Dia mengangkat wajahnya dari bahuku dan menyeka aor mataku. Memegang wajahku dalam tangannya, dia menatapku dengan sorot teguh dan berkata, “Dengan kamu di sisiku, aku sudah siap untuk dilemparkan ke dalam neraka tingkat terendah.”
“Jangan lupa, aku akan ada di sana bersamamu….”
Dengan jemari kami bertautan, kami pun berciuman tanpa memikirkan tentang berapa lama waktu telah berlalu. Kami berciuman hingga air mata kami mengering, namun manisnya iuman-ciuman itu hanya membuat air mata kembai bagai air terjun tanpa akhir. Ada berapa dekade lagi yang kami punya untuk dihamburkan? Sejak saat ini, kami berjanji untuk menghargai setiap menit dan detik yang dihabiskan bersama-sama….

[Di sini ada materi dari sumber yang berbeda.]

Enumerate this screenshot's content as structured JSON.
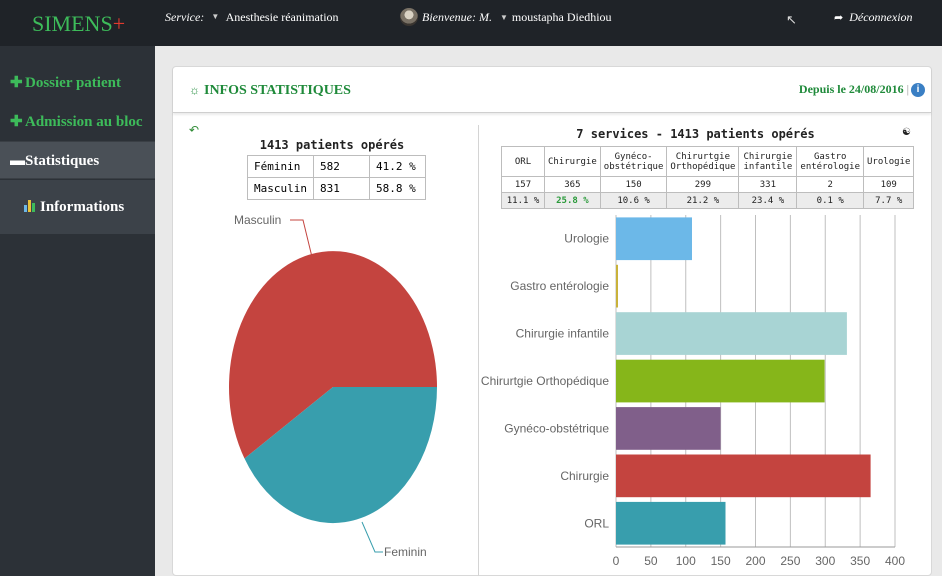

Aku tak tahu sudah berapa lama kami terus bertautan seperti ini, menangis dan mencium, ketika mendadak dia menjauhkan diri dan mendesah.
“Ada apa?”
“Aku tak mengira kalau setelah menguraikan simpul di hatiku setelah ditekan selama dua puluh tahun akan menghasilkan rasa sakit yang begitu parah di kepalaku.”
Aku tertawa keras-keras.
“Itu karena kau dipaksa minum arak.”
Kuambil mangkuk sup dari kepala ranjang dan memberikannya pada Rajiva.
“Ini adalah sup pereda mabuk yang telah kuminta mereka membuatkannya untukmu. Kalau kau meminumnya sejak awal, maka kepalamu takkan terasa sesakit sekarang.”